There is no single action to correct for all poor water quality. Corrective measure will vary according to the test results of the water source as well as to the chemistry of the pesticide product. There is no single solution for all products. As such, always refer to the product label.

Fortunately, pesticide applicators within North Carolina may easily test source water quality by submitting 16-20 oz samples to the North Carolina Department of Agriculture and Consumer Services Agronomic Services Solution Lab.   This inexpensive test will provide analysis of water and corrective recommendations. Below are some of the more common corrective measures.

High pH – Additions of acid or acidifying adjuvants are recommended when solution pH values are too high. Generally, solution pH above 7 may need to be reduced. However, as noted earlier, this may vary by product so refer to the product label for solution pH adjustments. Rates of products used to correct the solution pH will vary from just a few ounces to a 1-2 quart per 100 gallons of water. Some products may change color to indicate the solution pH. If not, utilize pH strips or pH meters to gauge the final solution pH. Refer to the product selected for specific instructions.

Low pH – Extremely low solutions pH (3.5 or lower) may reduce the ability of a product to dissolve fully in water or may rapidly degrade some pesticides. There is no additives that will alter a solution pH that is too low. If solution pH is below 3.5, it is recommended to find another water source to be safe.

High Carbonates (Hard water) and/or Bicarbonate (Alkalinity) –  Ammonium Sulfate (AMS)* can be used to increase herbicide efficacy for hard water or water with high alkalinity. This is especially true for the weak-acid herbicides (salt-based) like glyphosate, 2-4-D, imazethapyr, sethoxydim and bentazon. AMS added to solution will slightly adjust the pH and the sulfate ions will bind with the hard water minerals so that more of the active herbicide is transported across the leaf surface and into the plant. Similarly, other pesticide may mix more readily or be absorbed by pest more readily when AMS is used. Generally, a 2% AMS by weight or 17 pounds of dry AMS per 100 gallons of water is recommended. Add the AMS to the source water prior to addition of other products.

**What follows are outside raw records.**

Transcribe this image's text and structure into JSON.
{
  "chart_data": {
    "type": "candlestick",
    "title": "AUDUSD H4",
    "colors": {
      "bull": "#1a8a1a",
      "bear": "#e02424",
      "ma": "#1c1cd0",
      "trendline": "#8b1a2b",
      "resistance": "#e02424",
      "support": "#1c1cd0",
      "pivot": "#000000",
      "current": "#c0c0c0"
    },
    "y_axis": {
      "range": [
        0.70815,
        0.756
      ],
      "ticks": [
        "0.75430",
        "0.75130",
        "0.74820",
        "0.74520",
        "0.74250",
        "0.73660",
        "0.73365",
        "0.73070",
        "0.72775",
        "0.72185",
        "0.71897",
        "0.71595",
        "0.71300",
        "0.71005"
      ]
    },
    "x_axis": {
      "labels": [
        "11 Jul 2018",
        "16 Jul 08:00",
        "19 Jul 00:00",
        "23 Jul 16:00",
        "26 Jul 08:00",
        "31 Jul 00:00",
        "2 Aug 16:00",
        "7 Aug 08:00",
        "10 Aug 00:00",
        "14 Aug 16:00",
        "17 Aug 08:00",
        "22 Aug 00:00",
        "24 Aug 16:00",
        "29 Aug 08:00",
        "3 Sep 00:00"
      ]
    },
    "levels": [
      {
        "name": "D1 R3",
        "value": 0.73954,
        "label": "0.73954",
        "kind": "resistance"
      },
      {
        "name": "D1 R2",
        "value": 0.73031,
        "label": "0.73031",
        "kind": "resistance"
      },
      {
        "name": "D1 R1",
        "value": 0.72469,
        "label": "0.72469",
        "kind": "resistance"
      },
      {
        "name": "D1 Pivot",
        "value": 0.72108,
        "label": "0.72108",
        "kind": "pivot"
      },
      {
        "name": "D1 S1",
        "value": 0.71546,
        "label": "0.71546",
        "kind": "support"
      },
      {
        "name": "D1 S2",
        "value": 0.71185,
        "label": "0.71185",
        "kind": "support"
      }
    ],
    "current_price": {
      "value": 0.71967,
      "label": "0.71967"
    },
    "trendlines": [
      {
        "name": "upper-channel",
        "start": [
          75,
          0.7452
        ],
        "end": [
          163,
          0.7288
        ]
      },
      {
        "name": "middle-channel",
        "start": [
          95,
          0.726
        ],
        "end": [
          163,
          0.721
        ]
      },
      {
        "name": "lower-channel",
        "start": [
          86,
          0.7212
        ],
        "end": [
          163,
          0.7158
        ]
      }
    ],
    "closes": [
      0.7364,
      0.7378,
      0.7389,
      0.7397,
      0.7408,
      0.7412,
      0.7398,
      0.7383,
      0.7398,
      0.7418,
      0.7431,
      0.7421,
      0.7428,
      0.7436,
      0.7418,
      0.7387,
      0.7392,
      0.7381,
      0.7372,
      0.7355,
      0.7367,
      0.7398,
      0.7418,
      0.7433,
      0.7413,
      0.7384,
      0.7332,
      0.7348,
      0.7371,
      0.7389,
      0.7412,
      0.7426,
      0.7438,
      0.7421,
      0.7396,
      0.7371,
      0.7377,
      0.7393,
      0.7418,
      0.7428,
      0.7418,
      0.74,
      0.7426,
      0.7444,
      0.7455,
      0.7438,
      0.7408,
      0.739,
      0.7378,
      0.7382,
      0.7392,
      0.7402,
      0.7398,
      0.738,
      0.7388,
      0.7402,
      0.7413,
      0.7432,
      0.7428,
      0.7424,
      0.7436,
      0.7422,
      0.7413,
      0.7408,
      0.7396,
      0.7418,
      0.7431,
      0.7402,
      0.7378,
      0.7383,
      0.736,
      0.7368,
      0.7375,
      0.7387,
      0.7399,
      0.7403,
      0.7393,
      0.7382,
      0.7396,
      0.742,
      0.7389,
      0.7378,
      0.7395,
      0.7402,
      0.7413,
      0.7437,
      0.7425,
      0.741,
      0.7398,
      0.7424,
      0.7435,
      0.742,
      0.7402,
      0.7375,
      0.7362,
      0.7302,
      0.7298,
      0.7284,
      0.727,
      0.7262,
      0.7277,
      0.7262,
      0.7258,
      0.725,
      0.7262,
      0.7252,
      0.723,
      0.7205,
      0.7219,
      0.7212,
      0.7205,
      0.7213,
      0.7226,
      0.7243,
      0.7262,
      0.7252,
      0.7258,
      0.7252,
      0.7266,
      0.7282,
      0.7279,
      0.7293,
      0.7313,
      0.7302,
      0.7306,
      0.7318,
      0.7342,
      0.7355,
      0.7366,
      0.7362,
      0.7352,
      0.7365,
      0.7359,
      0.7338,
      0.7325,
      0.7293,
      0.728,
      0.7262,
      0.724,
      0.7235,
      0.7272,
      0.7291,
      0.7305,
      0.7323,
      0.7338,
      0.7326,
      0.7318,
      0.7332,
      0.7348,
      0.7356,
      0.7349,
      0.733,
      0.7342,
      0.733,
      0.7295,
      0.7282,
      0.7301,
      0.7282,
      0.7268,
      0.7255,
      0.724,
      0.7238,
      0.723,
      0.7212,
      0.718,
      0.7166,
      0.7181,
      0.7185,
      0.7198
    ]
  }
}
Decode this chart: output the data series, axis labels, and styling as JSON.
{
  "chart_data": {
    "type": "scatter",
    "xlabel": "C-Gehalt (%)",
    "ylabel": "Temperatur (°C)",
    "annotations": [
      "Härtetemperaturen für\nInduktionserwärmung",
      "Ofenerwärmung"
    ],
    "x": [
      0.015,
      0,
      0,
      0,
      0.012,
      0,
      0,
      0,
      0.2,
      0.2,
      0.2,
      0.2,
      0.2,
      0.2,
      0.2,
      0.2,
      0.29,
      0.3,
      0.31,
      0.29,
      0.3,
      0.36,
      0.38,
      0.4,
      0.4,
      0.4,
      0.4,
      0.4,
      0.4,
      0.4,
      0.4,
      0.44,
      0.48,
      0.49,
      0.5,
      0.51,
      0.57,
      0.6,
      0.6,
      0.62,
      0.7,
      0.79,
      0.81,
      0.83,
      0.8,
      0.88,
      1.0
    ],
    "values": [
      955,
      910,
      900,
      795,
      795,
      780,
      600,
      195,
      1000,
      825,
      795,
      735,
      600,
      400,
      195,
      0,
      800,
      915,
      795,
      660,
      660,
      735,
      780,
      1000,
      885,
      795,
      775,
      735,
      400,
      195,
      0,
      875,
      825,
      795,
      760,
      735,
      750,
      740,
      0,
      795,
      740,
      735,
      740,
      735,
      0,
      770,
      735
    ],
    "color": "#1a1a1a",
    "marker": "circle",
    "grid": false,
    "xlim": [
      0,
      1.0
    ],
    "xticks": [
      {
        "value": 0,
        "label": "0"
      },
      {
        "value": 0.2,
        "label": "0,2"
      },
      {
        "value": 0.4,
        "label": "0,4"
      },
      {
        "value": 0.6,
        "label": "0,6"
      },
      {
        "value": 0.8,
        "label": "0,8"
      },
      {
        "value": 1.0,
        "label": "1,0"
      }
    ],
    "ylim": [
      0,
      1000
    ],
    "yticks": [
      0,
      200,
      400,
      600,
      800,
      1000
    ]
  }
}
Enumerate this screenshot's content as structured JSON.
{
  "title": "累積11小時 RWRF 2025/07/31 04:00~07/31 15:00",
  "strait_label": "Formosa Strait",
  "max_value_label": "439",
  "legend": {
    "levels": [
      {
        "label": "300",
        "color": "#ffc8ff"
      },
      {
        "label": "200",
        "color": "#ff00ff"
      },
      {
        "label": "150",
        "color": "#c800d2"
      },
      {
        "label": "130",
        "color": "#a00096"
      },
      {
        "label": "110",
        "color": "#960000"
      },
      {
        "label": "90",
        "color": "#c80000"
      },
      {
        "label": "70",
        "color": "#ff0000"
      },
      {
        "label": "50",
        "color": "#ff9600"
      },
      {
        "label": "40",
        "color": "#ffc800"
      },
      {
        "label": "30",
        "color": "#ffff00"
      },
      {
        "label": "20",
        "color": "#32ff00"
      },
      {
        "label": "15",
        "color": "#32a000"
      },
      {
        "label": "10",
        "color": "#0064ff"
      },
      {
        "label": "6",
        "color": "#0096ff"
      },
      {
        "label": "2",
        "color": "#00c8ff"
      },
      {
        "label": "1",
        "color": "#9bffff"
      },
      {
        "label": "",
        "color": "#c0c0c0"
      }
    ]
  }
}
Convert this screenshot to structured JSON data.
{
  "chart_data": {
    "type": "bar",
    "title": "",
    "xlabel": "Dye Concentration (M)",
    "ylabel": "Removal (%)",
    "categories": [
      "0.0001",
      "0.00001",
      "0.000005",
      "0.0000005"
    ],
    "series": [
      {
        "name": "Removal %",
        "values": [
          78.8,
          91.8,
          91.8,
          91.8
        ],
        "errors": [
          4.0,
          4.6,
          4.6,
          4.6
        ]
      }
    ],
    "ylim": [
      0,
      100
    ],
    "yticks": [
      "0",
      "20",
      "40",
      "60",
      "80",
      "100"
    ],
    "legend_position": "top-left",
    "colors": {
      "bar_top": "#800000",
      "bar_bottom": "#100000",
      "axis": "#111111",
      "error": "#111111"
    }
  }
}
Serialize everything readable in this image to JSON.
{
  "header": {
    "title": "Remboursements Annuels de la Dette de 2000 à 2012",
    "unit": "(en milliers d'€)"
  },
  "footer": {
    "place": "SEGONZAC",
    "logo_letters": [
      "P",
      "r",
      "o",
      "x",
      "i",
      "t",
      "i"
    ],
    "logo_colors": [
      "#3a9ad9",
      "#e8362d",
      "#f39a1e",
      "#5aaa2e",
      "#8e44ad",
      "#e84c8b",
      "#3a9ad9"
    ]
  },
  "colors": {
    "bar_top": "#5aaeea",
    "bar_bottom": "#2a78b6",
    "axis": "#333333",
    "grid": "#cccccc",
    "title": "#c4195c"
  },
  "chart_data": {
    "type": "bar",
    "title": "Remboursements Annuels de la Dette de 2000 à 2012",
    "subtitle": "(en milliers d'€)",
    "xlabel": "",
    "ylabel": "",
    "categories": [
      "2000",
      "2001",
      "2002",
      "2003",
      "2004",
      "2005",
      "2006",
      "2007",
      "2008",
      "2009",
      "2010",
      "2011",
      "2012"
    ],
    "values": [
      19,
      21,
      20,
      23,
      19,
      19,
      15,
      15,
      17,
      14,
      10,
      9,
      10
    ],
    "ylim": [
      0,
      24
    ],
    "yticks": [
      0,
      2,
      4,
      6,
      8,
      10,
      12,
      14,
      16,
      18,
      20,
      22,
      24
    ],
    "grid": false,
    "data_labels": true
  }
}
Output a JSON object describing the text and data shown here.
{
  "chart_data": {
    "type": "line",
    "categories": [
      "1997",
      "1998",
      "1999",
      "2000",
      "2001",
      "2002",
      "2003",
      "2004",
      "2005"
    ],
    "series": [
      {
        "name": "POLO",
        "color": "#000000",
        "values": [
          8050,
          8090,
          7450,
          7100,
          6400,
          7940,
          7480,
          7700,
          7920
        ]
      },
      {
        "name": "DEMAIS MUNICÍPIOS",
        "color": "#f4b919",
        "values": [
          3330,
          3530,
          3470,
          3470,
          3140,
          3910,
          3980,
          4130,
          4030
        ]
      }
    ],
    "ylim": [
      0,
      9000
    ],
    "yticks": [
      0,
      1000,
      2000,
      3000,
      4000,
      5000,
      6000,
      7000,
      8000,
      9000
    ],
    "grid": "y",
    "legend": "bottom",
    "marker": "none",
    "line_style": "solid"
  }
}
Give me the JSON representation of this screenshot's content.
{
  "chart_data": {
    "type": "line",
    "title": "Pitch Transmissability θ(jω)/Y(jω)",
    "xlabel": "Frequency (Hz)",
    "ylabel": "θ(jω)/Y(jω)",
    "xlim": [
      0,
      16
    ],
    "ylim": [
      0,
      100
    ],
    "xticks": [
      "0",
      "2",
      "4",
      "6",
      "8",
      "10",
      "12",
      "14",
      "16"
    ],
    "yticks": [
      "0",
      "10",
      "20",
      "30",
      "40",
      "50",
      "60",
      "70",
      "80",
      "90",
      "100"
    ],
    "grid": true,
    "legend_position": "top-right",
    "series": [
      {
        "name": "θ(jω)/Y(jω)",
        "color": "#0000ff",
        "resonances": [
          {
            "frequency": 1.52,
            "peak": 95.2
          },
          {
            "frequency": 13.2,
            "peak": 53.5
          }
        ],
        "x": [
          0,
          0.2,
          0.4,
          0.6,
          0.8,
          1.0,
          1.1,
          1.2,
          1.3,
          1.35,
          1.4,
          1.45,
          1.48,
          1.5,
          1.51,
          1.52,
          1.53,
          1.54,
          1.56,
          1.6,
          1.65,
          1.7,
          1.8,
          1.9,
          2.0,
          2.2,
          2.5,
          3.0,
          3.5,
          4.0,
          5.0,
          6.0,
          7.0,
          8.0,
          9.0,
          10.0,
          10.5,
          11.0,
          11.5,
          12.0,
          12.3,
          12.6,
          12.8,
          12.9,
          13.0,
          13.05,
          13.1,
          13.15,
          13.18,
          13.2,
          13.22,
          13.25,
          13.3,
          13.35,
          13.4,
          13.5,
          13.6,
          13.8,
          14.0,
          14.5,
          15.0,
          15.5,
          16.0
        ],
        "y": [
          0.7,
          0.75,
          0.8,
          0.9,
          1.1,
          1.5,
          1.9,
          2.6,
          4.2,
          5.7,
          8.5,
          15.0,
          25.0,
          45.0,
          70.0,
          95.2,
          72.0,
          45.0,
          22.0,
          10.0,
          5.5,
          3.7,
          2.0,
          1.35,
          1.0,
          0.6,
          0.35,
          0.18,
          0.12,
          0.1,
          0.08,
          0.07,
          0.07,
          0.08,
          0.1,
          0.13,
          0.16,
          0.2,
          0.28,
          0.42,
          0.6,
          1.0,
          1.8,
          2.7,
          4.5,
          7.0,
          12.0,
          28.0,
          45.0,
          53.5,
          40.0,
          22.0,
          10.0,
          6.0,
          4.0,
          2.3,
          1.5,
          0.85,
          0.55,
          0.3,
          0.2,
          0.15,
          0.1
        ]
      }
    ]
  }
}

Urea Ammonium Nitrate (UAN) –  may also reduce the water hardness or alkalinity but this is generally slightly less effective than AMS.

Organic Acids –  Acids such as citric acids can be used to correct for source water with high alkalinity. Numerous products are available. Read and follow the directions.

Acidifying and Buffering Agents  –  Numerous products are available to correct for either solution pH and/or high alkalinity. Some pesticide labels may recommend a specific product while others allow multiple products. Refer to the product label for instructions.

*  Do NOT add AMS to solutions when using volatile products such as 2,4-D or dicamba. This will increase the probability of volatilization and off-target movement.